Florentino va devoir gérer aussi un timing démentiel : gagner des titres dès la première saison des néo-Galactiques. C’est jouable… mais quasi impossible. Quelle que soit la force du nouveau Real, on doute qu’il puisse inquiéter tout de suite la machine Barça en Liga et en Ligue des Champions, compétition continentale toujours infestée des requins britanniques Arsenal, Chelsea, Manchester et Liverpool. Les socios impatients n’apprécieront pas… Florentino Poker joue très gros. Fait rare pour être souligné, ces mêmes socios madrilènes sont très partagés sur la politique néo-Galactique de Perez. Leurs rêves les plus fous de grandeur footballistique s’écrasent aujourd’hui contre le mur des réalités sociales espagnoles : plus de 4 millions de chômeurs, record quasi historique au Royaume ibérique.
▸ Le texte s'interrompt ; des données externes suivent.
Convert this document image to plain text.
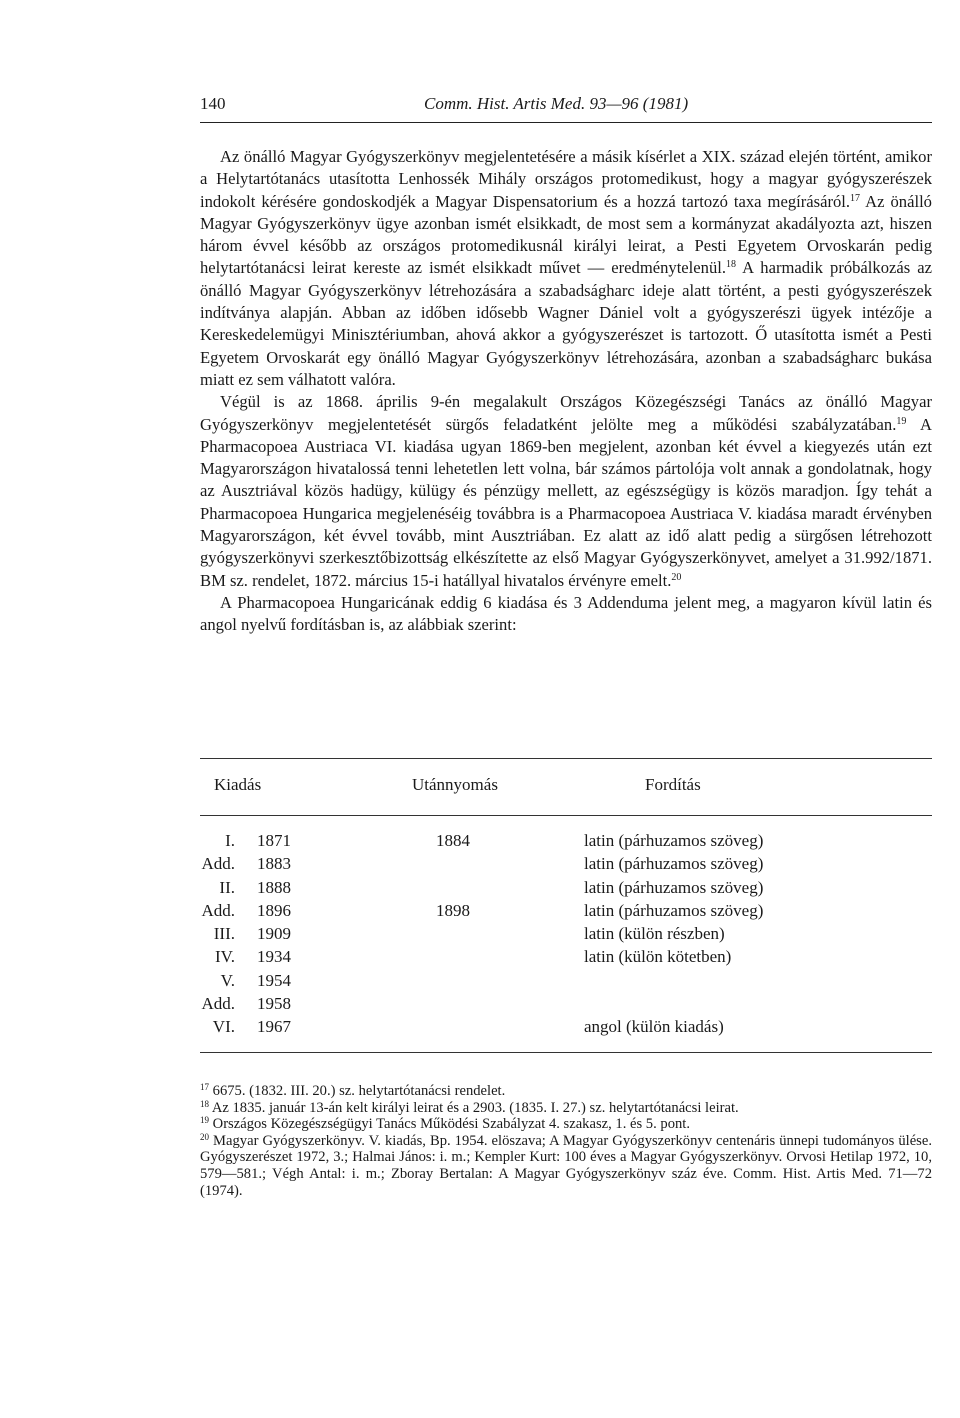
140	Comm. Hist. Artis Med. 93—96 (1981)

Az önálló Magyar Gyógyszerkönyv megjelentetésére a másik kísérlet a XIX. század elején történt, amikor a Helytartótanács utasította Lenhossék Mihály országos protomedikust, hogy a magyar gyógyszerészek indokolt kérésére gondoskodjék a Magyar Dispensatorium és a hozzá tartozó taxa megírásáról.$^{17}$ Az önálló Magyar Gyógyszerkönyv ügye azonban ismét elsikkadt, de most sem a kormányzat akadályozta azt, hiszen három évvel később az országos protomedikusnál királyi leirat, a Pesti Egyetem Orvoskarán pedig helytartótanácsi leirat kereste az ismét elsikkadt művet — eredménytelenül.$^{18}$ A harmadik próbálkozás az önálló Magyar Gyógyszerkönyv létrehozására a szabadságharc ideje alatt történt, a pesti gyógyszerészek indítványa alapján. Abban az időben idősebb Wagner Dániel volt a gyógyszerészi ügyek intézője a Kereskedelemügyi Minisztériumban, ahová akkor a gyógyszerészet is tartozott. Ő utasította ismét a Pesti Egyetem Orvoskarát egy önálló Magyar Gyógyszerkönyv létrehozására, azonban a szabadságharc bukása miatt ez sem válhatott valóra.

Végül is az 1868. április 9-én megalakult Országos Közegészségi Tanács az önálló Magyar Gyógyszerkönyv megjelentetését sürgős feladatként jelölte meg a működési szabályzatában.$^{19}$ A Pharmacopoea Austriaca VI. kiadása ugyan 1869-ben megjelent, azonban két évvel a kiegyezés után ezt Magyarországon hivatalossá tenni lehetetlen lett volna, bár számos pártolója volt annak a gondolatnak, hogy az Ausztriával közös hadügy, külügy és pénzügy mellett, az egészségügy is közös maradjon. Így tehát a Pharmacopoea Hungarica megjelenéséig továbbra is a Pharmacopoea Austriaca V. kiadása maradt érvényben Magyarországon, két évvel tovább, mint Ausztriában. Ez alatt az idő alatt pedig a sürgősen létrehozott gyógyszerkönyvi szerkesztőbizottság elkészítette az első Magyar Gyógyszerkönyvet, amelyet a 31.992/1871. BM sz. rendelet, 1872. március 15-i hatállyal hivatalos érvényre emelt.$^{20}$

A Pharmacopoea Hungaricának eddig 6 kiadása és 3 Addenduma jelent meg, a magyaron kívül latin és angol nyelvű fordításban is, az alábbiak szerint:

Kiadás	Utánnyomás	Fordítás
I. 1871	1884	latin (párhuzamos szöveg)
Add. 1883	latin (párhuzamos szöveg)
II. 1888	latin (párhuzamos szöveg)
Add. 1896	1898	latin (párhuzamos szöveg)
III. 1909	latin (külön részben)
IV. 1934	latin (külön kötetben)
V. 1954
Add. 1958
VI. 1967	angol (külön kiadás)

$^{17}$ 6675. (1832. III. 20.) sz. helytartótanácsi rendelet.

$^{18}$ Az 1835. január 13-án kelt királyi leirat és a 2903. (1835. I. 27.) sz. helytartótanácsi leirat.

$^{19}$ Országos Közegészségügyi Tanács Működési Szabályzat 4. szakasz, 1. és 5. pont.

$^{20}$ Magyar Gyógyszerkönyv. V. kiadás, Bp. 1954. elöszava; A Magyar Gyógyszerkönyv centenáris ünnepi tudományos ülése. Gyógyszerészet 1972, 3.; Halmai János: i. m.; Kempler Kurt: 100 éves a Magyar Gyógyszerkönyv. Orvosi Hetilap 1972, 10, 579—581.; Végh Antal: i. m.; Zboray Bertalan: A Magyar Gyógyszerkönyv száz éve. Comm. Hist. Artis Med. 71—72 (1974).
Faut-il dépenser à ce point pour devenir, selon Perez, « le club du 21ème Siècle, après avoir été celui du siècle précédent » ? Plus prosaïquement, le président du Real n’a-t-il pas encore cédé à sa tentation coupable de vouloir aligner encore et encore plus d’attaquants sans renforcer le milieu et la défense ? Les socios pas idiots le font aussi remarquer…
Florentino Perez a fait venir Cristiano Ronaldo, l’Atlante de l’Île de Madère, caillou tellurique recraché des fonds océaniques. Diable Rouge affublé du N° 7, comme les 7 archanges de l’Apocalypse. La planète foot explosera bientôt. Let it be.